I hope this is not the only idea in writer/director Jennifer Kent's head.  This movie was so singularly terrifying, it will haunt you for days afterward.  It is extremely disturbing, mostly because of the underlying themes in the story.  In an interview, Jennifer Kent said her hope was, in the end, to deal with what happens when people don't face and resolve traumatic events in their lives, and the cumulative effect that can have on their psyches.  In this case, that stress comes to life through the Babadook, but Kent actually does something very sneaky.  She leaves it up to us, the audience, to decide whether the Babadook is real or not, similar to the ambiguous ending of The Lady or the Tiger? which asks you, the reader, to finish the story.

Various troublesome themes persist throughout the film that are, at the very least unpleasant and unsettling: paranoia, isolation, physical/emotional abuse, fear, distrust.  All these elements are expertly crafted by Kent into a slowly seething stew of insecurity that is unrelenting throughout.  Kent said she was highly influenced by old silent horror movies.  These films were especially notable for their surrealism, most notably in The Cabinet of Dr. Caligary or Nosferat.  Kent deftly weaves these surreal into the tone of her film. It's subtle, but gives the film a slightly stylized look, creating a world that just does not quite feel right or comfortable.  This, combined with the unpleasant themes, push a palpable sense of dread and anxiety throughout the movie.  Rarely have I been so moved and/or disturbed by a movie like this.  But the biggest surprise is that the movie is ultimately about the power of love.  But don't let that fool you into thinking it has a happy ending...or does it?  You have to decide for yourself.

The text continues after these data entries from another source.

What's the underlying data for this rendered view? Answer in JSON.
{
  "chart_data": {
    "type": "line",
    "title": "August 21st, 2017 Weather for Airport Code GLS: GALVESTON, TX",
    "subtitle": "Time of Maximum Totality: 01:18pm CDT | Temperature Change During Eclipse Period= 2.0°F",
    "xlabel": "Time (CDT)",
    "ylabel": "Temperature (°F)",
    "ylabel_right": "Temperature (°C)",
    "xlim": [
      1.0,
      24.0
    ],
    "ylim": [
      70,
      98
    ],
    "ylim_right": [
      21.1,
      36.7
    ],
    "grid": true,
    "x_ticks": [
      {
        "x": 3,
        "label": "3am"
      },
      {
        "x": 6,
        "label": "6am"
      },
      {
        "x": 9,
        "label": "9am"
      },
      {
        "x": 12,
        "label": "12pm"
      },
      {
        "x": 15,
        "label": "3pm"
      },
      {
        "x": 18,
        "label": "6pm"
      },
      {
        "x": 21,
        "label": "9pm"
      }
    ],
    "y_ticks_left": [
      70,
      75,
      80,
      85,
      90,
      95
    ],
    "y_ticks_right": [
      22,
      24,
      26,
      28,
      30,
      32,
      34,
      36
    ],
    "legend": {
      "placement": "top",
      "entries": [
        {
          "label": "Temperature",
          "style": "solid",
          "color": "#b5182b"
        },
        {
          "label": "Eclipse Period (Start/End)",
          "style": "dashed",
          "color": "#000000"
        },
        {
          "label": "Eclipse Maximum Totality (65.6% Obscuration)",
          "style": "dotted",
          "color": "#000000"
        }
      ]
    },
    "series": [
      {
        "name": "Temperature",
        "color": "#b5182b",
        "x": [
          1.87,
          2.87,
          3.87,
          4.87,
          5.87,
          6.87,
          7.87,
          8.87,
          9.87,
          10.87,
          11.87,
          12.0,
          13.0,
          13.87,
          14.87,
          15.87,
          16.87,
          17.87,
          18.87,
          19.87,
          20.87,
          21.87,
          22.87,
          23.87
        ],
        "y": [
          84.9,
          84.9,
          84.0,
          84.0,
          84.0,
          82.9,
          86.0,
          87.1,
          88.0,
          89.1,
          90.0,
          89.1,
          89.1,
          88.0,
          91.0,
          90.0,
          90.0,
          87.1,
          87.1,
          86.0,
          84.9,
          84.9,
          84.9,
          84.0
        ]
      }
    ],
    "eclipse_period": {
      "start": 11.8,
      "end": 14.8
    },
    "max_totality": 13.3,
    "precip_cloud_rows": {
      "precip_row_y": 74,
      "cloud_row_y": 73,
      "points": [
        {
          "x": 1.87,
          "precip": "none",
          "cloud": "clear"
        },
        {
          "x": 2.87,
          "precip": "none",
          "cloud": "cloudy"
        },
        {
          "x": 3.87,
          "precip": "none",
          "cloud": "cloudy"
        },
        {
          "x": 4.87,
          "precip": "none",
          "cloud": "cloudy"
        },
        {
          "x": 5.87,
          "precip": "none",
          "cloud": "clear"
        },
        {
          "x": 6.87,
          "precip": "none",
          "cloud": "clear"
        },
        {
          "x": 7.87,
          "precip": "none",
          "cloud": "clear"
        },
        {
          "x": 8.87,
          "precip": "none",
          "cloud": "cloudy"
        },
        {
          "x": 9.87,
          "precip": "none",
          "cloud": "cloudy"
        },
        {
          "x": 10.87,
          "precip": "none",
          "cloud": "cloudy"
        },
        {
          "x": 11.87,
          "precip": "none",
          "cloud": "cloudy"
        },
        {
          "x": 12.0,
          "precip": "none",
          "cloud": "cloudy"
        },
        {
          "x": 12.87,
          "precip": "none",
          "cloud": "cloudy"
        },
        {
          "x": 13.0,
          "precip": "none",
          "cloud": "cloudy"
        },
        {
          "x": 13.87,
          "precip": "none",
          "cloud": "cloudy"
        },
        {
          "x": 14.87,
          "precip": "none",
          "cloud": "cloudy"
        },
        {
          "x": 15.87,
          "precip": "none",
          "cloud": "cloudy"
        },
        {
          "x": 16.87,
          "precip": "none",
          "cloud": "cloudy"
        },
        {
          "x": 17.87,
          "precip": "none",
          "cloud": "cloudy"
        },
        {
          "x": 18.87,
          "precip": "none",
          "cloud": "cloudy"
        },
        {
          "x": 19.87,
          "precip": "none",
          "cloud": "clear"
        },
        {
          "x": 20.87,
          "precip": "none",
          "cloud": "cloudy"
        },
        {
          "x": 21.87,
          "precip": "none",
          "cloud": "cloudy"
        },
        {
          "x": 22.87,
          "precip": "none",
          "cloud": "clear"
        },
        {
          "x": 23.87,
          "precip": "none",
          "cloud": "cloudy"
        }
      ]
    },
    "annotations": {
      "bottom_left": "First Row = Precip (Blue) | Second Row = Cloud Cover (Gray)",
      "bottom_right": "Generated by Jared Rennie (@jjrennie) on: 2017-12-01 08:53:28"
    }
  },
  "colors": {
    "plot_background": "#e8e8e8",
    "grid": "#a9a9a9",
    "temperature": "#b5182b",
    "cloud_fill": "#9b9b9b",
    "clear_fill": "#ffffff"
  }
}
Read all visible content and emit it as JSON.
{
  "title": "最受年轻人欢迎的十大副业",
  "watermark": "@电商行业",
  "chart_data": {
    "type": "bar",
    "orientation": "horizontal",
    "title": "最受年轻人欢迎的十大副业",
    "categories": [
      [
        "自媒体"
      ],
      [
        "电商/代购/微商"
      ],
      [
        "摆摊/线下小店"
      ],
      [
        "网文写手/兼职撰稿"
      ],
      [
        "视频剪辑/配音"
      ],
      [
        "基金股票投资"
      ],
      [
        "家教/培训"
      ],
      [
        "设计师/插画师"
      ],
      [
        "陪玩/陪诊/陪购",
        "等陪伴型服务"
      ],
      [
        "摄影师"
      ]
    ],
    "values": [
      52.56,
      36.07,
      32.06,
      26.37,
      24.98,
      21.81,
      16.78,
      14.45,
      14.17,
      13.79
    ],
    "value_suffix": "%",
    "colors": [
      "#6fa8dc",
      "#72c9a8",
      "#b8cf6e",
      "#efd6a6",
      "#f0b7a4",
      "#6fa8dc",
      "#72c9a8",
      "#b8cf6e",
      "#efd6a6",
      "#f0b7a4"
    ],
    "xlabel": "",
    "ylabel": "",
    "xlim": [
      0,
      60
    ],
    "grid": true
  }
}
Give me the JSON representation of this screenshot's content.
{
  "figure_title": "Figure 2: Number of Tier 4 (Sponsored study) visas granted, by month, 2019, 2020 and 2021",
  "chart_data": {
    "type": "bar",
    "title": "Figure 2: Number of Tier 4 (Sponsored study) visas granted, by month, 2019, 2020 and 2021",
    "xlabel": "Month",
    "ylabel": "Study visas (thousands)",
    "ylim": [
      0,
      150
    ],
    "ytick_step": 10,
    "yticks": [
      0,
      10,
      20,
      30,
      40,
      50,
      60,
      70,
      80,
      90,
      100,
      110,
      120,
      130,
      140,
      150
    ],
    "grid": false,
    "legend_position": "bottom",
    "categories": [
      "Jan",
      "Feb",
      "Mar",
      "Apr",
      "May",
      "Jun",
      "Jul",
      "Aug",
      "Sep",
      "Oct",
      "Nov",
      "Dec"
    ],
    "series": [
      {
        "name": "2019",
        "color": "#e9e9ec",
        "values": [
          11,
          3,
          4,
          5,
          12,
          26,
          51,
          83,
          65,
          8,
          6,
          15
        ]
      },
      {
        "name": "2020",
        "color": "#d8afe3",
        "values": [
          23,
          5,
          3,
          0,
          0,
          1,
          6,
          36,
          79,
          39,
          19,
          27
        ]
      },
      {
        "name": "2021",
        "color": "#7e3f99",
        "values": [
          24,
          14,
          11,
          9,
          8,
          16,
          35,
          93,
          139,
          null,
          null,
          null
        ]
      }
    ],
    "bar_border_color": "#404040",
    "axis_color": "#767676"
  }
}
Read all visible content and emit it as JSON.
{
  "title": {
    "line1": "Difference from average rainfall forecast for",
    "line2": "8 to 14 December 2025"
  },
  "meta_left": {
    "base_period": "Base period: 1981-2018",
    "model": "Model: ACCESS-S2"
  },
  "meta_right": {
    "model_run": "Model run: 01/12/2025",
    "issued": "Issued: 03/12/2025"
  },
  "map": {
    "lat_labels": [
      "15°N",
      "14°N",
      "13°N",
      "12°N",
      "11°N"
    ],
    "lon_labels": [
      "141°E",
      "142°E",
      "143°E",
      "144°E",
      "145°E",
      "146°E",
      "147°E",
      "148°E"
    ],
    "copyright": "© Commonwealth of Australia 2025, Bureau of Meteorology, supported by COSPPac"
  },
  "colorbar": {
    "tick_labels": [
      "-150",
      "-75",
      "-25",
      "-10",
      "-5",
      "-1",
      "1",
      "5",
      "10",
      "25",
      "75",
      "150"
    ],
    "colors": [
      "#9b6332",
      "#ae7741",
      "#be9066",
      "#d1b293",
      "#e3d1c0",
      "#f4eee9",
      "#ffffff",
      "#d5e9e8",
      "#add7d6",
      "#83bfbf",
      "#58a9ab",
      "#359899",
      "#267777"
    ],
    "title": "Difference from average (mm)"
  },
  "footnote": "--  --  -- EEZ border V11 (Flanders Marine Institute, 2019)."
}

This is one hell of a ride that I cannot recommend more highly, but be forewarned.  It is hard and even cruel at times, and may not be for the taste of people who can't deal with horror, facing the fear of the unknown.  This is the kind of horror film that I dream of, one that sufficiently creeps me by touching on some of my deepest held fears without cheating with piled-on gore.  The promise showed by Jennifer Kent here makes me pray that she doesn't peak early like the great M. Night Shymalan.  I hope she can continue to deliver, because if this is just the intro to her mind, I shudder to think what else could be in there. But I tell you this, I can't wait for it.